Les aliments dits “aphrodisiaques” valent surtout par la mise en scène et l’accord mutuel. Fraise, miel, figue, avocat, chocolat, piment : ce n’est pas la promesse magique qui compte, mais la façon de partager. En pratique, on retient trois règles éducatives : 1) demander et écouter (“tu aimes ça ? tu veux essayer ?”), 2) rester simple et sécurisant (attention au piment sur la peau, aux allergies, à l’alcool), 3) privilégier la lenteur (le désir s’installe quand on prend le temps). Le repas devient alors un exercice de communication : proposer, accepter, refuser sans gêne, ajuster ensemble.

Pour une expérience à deux, choisissez des plats qui favorisent la complicité plutôt que la performance.

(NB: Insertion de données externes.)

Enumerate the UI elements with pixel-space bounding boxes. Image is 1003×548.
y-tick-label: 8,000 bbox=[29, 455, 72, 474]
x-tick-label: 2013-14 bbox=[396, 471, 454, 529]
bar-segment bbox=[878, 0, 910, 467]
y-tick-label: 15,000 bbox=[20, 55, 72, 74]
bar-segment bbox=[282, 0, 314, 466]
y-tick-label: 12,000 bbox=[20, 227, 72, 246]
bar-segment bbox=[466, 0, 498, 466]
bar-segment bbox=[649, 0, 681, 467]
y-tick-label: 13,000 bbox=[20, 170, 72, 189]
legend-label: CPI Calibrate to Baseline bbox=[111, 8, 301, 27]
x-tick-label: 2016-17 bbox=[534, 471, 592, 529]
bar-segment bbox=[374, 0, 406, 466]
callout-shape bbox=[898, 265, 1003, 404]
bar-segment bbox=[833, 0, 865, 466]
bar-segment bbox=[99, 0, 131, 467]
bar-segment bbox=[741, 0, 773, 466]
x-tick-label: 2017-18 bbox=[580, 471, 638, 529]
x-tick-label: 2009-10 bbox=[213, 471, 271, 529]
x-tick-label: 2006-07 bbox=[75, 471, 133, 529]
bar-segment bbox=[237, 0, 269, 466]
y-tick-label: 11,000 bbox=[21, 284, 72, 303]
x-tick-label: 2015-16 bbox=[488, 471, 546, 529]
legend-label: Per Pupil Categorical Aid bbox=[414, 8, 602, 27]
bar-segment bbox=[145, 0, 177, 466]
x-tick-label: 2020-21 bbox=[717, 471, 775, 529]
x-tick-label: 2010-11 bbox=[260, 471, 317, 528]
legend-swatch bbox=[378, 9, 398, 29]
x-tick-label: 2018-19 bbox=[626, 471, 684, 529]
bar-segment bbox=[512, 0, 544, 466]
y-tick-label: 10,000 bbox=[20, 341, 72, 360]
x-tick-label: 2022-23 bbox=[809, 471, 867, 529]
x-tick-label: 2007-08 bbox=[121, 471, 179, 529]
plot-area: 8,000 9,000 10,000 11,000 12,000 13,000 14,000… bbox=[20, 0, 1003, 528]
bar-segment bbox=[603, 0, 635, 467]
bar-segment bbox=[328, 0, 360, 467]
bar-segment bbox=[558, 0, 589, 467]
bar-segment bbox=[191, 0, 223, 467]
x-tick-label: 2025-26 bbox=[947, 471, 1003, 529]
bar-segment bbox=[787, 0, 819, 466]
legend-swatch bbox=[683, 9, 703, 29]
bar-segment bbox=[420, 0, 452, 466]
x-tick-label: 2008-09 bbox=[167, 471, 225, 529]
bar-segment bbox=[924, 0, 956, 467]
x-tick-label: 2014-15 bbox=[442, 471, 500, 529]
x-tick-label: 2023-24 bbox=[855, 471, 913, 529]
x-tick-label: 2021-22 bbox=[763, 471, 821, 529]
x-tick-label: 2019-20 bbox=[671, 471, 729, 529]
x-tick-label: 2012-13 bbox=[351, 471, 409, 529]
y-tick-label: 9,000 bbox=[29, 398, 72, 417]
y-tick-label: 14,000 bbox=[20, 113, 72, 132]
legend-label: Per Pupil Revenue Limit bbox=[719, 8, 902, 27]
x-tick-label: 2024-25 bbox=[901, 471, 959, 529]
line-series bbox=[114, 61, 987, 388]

Une entrée à partager (une assiette, une fourchette), un plat “mains libres” (à manger avec les doigts, proprement), un dessert à cœur coulant : l’objectif n’est pas de “réussir” mais de créer une ambiance où l’on peut rire, se rapprocher, et se sentir en confiance. Vous pouvez aussi essayer le “dîner aveugle” (bandeau + petites bouchées) : c’est un excellent outil pédagogique pour travailler la confiance, la vulnérabilité et le respect des limites. Et si quelque chose déborde, brûle ou rate ? Parfait : l’intimité naît souvent quand on accepte l’imperfection.